In Nigeria’s bustling urban centers and sprawling towns, the heartbeat of life syncs with the rhythm of wheels on pavement, as cars—both old and new—navigate the bustling streets. NATIONAL ECONOMY investigation showed that the recent developments have disrupted this rhythm as vehicle clearance costs surge by a staggering 235 per cent in eight months, plunging importers into a whirlwind of financial uncertainty.
The repercussions of this unprecedented surge reverberate across the automotive landscape, with vehicle importation plummeting by a stark 50 per cent. This downturn in activity has cast a shadow over the nation’s sea ports, where the rising cost of import duty fees has triggered a drastic decline in shipping operations.
NATIONAL ECONOMY gathered that at the root of this problem lies in the Nigeria Customs Service’s adoption of the Central Bank of Nigeria’s floating exchange rate regime.
Since June 24, 2023, import duties have surged from N422.30/$ to a staggering N1,417.635/$ as of February 9, 2024 marking a staggering 235 per cent increase.
As a result, Nigerian importers, faced with soaring clearance expenses, are increasingly abandoning their consignments.
At the Tin-Can Island Ports Complex in Apapa, Lagos, several foreign-used vehicles left stranded at vehicle terminals paint a grim picture of the industry’s plight.
Clearing agents, grappling with the repercussions, cite astronomical figures for vehicle clearance, with costs for a 2022 Lexus RX 350 model reaching an eye-watering N20 million.
Public relations officer at PTML command of the Association of Nigerian Licensed Customs Agents (ANLCA), Ayo Sulaiman,confirmed the distressing trend, noting the staggering increase in vehicle clearance costs since June 2023, severely impacting importers’ financial forecasts.
“The abandonment resulted from an increased exchange rate for Customs clearance by the Central Bank of Nigeria,” Sulaiman stated, shedding light on the factors driving importers to reconsider their shipping decisions.
The consequences of this upheaval extend far beyond the automotive sector, with the National Bureau of Statistics (NBS) reporting a significant 51.2 per cent drop in the value of used cars imported by Nigerians.
The result of this decline extend beyond individual consumers to broader economic implications.
According to a car dealer, Bayo Johnson, the automotive industry, a key driver of Nigeria’s economy, stands to suffer significant losses as demand for used cars wanes and dealerships struggle to stay afloat.
He further said suppliers, mechanics, and other stakeholders should be bracing for the impact, with job losses and business closures becoming increasingly likely.
“Moreover, the decline in the importation of used cars threatens to exacerbate existing challenges in Nigeria’s automotive sector, including a lack of investment in domestic manufacturing, inadequate infrastructure, and a reliance on imported goods and services.
“Without a concerted effort to address these underlying issues, the country risks falling further behind in its efforts to build a resilient and sustainable transportation system that meets the needs of its growing population,” he said.

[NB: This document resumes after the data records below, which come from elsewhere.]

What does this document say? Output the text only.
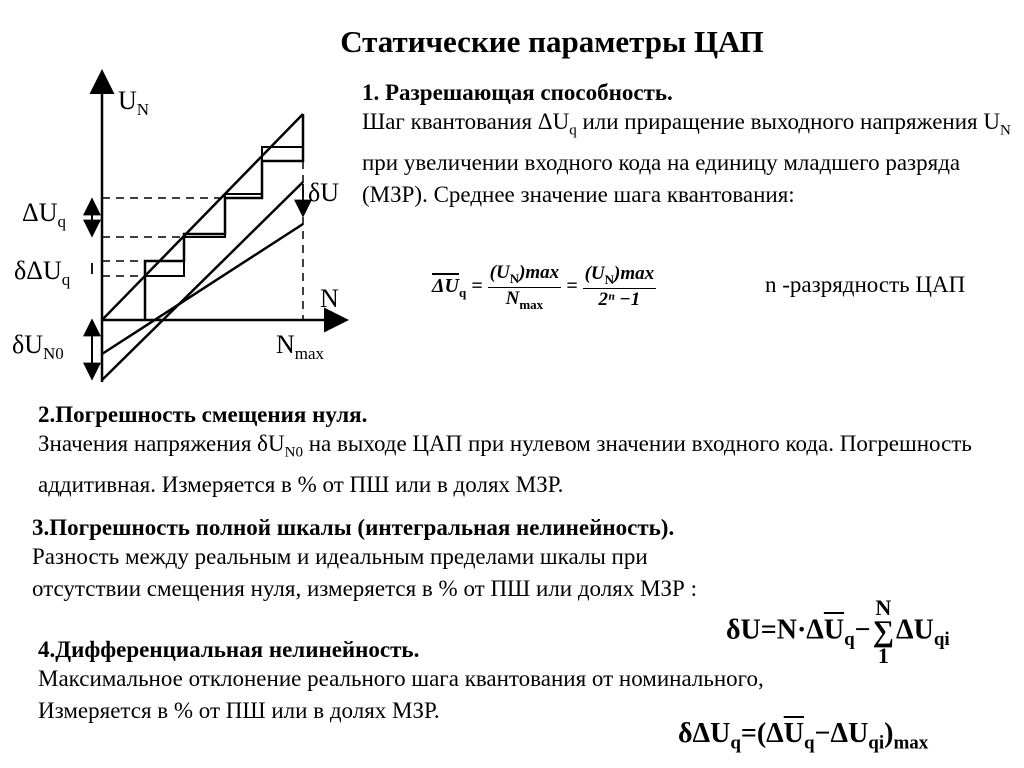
Статические параметры ЦАП
$U_N$
N
$N_{max}$
$\Delta U_q$
δΔU$_q$
$\delta U_{N0}$
δU
1. Разрешающая способность.
Шаг квантования $\Delta U_q$ или приращение выходного напряжения $U_N$ при увеличении входного кода на единицу младшего разряда (МЗР). Среднее значение шага квантования:
$\overline{\Delta U}_q = \frac{(U_N)\max}{N_{max}} = \frac{(U_N)\max}{\text{2ⁿ −1}}$	n -разрядность ЦАП
2.Погрешность смещения нуля.
Значения напряжения $\delta U_{N0}$ на выходе ЦАП при нулевом значении входного кода. Погрешность аддитивная. Измеряется в % от ПШ или в долях МЗР.
3.Погрешность полной шкалы (интегральная нелинейность).
Разность между реальным и идеальным пределами шкалы при отсутствии смещения нуля, измеряется в % от ПШ или долях МЗР :
$\delta U=N\cdot\Delta\overline{U}_q-$
N
∑
1
$\Delta U_{qi}$
4.Дифференциальная нелинейность.
Максимальное отклонение реального шага квантования от номинального,
Измеряется в % от ПШ или в долях МЗР.
$\delta\Delta U_q=(\Delta\overline{U}_q-\Delta U_{qi})_{max}$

In the face of these challenges, stakeholders are calling for urgent action to mitigate the effects of the decline in the importation of used cars and chart a path forward for the automotive industry.
Commenting, an economic affairs analyst, Dr. Paul Nnaji, said, “Policymakers must prioritise measures to support local manufacturing, encourage investment in alternative transportation solutions, and address the root causes of Nigeria’s dependence on imported vehicles.”
At the same time, industry leaders and advocates are urging a collaborative approach to find sustainable solutions that balance the need for affordable transportation with the imperatives of economic development and environmental sustainability.
Nnaji noted, “By working together to promote innovation, investment, and regulatory reform, stakeholders can lay the foundation for a more resilient and inclusive automotive sector that benefits all Nigerians.”
For consumers, the implications of the tariff hike are profound. Already grappling with economic challenges such as high unemployment rates and inflationary pressures, Nigerian families now face the prospect of being priced out of the automotive market altogether.
For those who rely on cars for their livelihoods—such as taxi drivers, delivery workers, and small business owners—the tariff increase poses a direct threat to their ability to earn a living, with far-reaching consequences for economic stability and social mobility. The prices of new vehicles are prohibitive for the average Nigerian.
Livinus Asoziwe at Cashlinks, stated that policymakers must explore measures to support alternative transportation solutions, such as public transit and ride-sharing initiatives, to alleviate the strain on consumers and reduce dependence on imported vehicles.
He stressed that policymakers must prioritise measures to support local manufacturing, encourage investment in alternative transportation solutions, and alleviate the financial burden on consumers through targeted subsidies and incentives.
At the same time, industry leaders and advocates are urging a collaborative approach to finding sustainable solutions that balance the need for economic development with the imperative of affordability and accessibility.
A development economist at Saturn Associates, Dan Igbrude, stated that by working together to address the root causes of Nigeria’s reliance on used imported vehicles and promote domestic innovation and production, stakeholders can lay the foundation for a more resilient and inclusive automotive sector that serves the needs of all citizens.